Compile-Time Detection

The @with_pool macro statically analyzes your code at macro expansion time — zero runtime cost, always active.

Escape Analysis (PoolEscapeError)

Rejects any expression that would return a pool-backed array. Tracks aliases, containers, and convenience wrappers:

@with_pool pool begin
    v = acquire!(pool, Float64, 100)
    w = v            # alias tracked
    w                # ← PoolEscapeError: w escapes
end

@with_pool pool function bad()
    A = acquire!(pool, Float64, 3, 3)
    return A         # ← PoolEscapeError: explicit return
end

Error messages include the variable name, declaration site, and escaping return expression:

ERROR: LoadError: PoolEscapeError (compile-time)

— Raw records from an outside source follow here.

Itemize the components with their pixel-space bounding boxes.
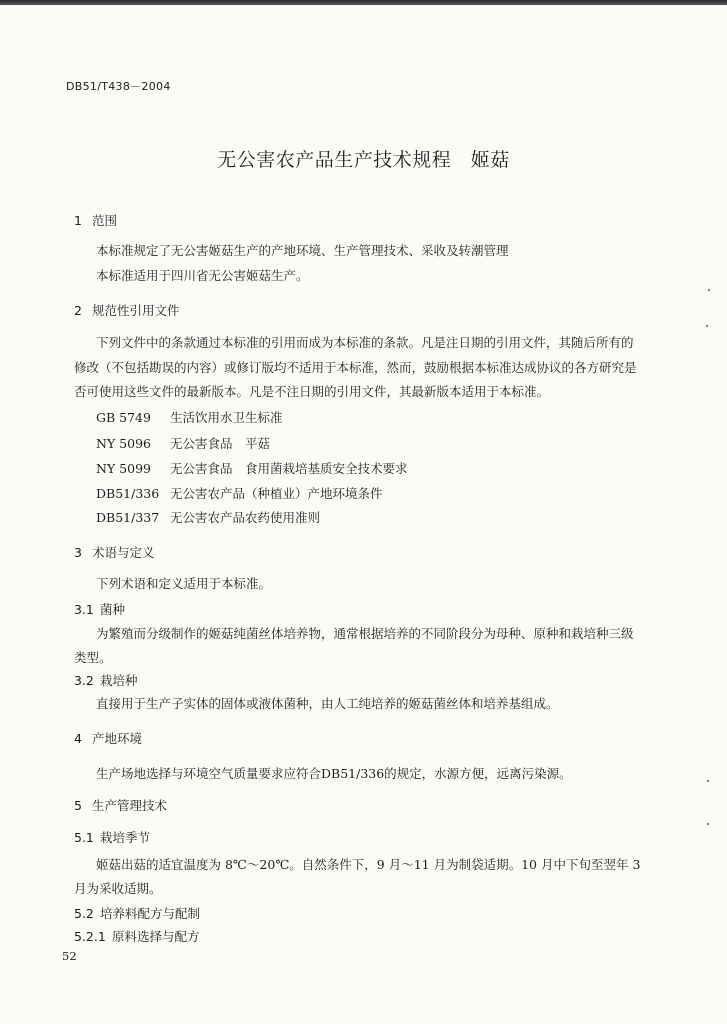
subsection-5-1-heading: 5.1 栽培季节	[74, 830, 151, 845]
section-2-line-1: 下列文件中的条款通过本标准的引用而成为本标准的条款。凡是注日期的引用文件，其随后所有的	[96, 335, 634, 350]
reference-name: 无公害农产品农药使用准则	[170, 510, 321, 525]
reference-row	[96, 508, 320, 526]
section-3-heading: 3 术语与定义	[74, 545, 155, 560]
document-title: 无公害农产品生产技术规程 姬菇	[217, 149, 510, 171]
document-id: DB51/T438－2004	[66, 80, 171, 93]
subsection-3-1-line-1: 为繁殖而分级制作的姬菇纯菌丝体培养物，通常根据培养的不同阶段分为母种、原种和栽培种三级	[96, 626, 634, 641]
scan-speck	[707, 780, 709, 782]
reference-name: 无公害食品 平菇	[170, 436, 271, 451]
scan-speck	[707, 823, 709, 825]
reference-code: NY 5096	[96, 436, 151, 451]
section-1-heading: 1 范围	[74, 213, 118, 228]
reference-name: 生活饮用水卫生标准	[170, 410, 283, 425]
reference-row	[96, 408, 283, 426]
reference-code: DB51/337	[96, 510, 160, 525]
page-number: 52	[62, 949, 77, 963]
subsection-5-2-heading: 5.2 培养料配方与配制	[74, 906, 201, 921]
section-3-intro: 下列术语和定义适用于本标准。	[96, 576, 272, 591]
reference-code: DB51/336	[96, 486, 160, 501]
reference-code: NY 5099	[96, 461, 151, 476]
reference-code: GB 5749	[96, 410, 151, 425]
section-4-paragraph: 生产场地选择与环境空气质量要求应符合DB51/336的规定，水源方便，远离污染源。	[96, 766, 572, 781]
subsection-3-2-heading: 3.2 栽培种	[74, 673, 138, 688]
section-4-heading: 4 产地环境	[74, 731, 143, 746]
reference-row	[96, 459, 408, 477]
section-2-heading: 2 规范性引用文件	[74, 303, 180, 318]
subsection-5-1-line-1: 姬菇出菇的适宜温度为 8℃～20℃。自然条件下，9 月～11 月为制袋适期。10 月中下旬至翌年 3	[96, 857, 641, 872]
subsection-3-1-line-2: 类型。	[74, 650, 112, 665]
section-5-heading: 5 生产管理技术	[74, 798, 168, 813]
section-1-paragraph-2: 本标准适用于四川省无公害姬菇生产。	[96, 268, 309, 283]
subsection-5-2-1-heading: 5.2.1 原料选择与配方	[74, 929, 200, 944]
subsection-3-2-line-1: 直接用于生产子实体的固体或液体菌种，由人工纯培养的姬菇菌丝体和培养基组成。	[96, 696, 559, 711]
reference-row	[96, 484, 383, 502]
subsection-5-1-line-2: 月为采收适期。	[74, 881, 162, 896]
scan-speck	[708, 289, 710, 291]
section-2-line-2: 修改（不包括勘误的内容）或修订版均不适用于本标准，然而，鼓励根据本标准达成协议的各方研究是	[74, 360, 637, 375]
reference-name: 无公害食品 食用菌栽培基质安全技术要求	[170, 461, 408, 476]
reference-name: 无公害农产品（种植业）产地环境条件	[170, 486, 383, 501]
section-1-paragraph-1: 本标准规定了无公害姬菇生产的产地环境、生产管理技术、采收及转潮管理	[96, 243, 509, 258]
section-2-line-3: 否可使用这些文件的最新版本。凡是不注日期的引用文件，其最新版本适用于本标准。	[74, 384, 550, 399]
scan-speck	[706, 325, 708, 327]
page-top-border	[0, 0, 727, 5]
reference-row	[96, 434, 270, 452]
subsection-3-1-heading: 3.1 菌种	[74, 602, 126, 617]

  The following variable escapes the @with_pool scope:

    v  ← pool-acquired array

  Declarations:
    [1]  v = acquire!(pool, Float64, 100)  [myfile.jl:2]

  Escaping return:
    [1]  v  [myfile.jl:3]

  Fix: Use collect(v) to return owned copies.
       Or use a regular Julia array (zeros()/Array{T}()) if it must outlive the pool scope.

in expression starting at myfile.jl:1

Mutation Analysis (PoolMutationError)

Structural mutations (resize!, push!, append!, etc.) on pool-backed arrays are rejected:

@with_pool pool begin
    v = acquire!(pool, Float64, 100)
    push!(v, 1.0)   # ← PoolMutationError
end

Detected functions: resize!, push!, pop!, pushfirst!, popfirst!, append!, prepend!, insert!, deleteat!, splice!, sizehint!, empty!.

Limitations

Static analysis can't see through opaque function calls:

function sneaky(v)
    return v  # opaque — macro can't see inside
end

@with_pool pool begin
    v = acquire!(pool, Float64, 100)
    sneaky(v)  # escapes through opaque call — not caught at compile time
end

That's what the runtime layer is for.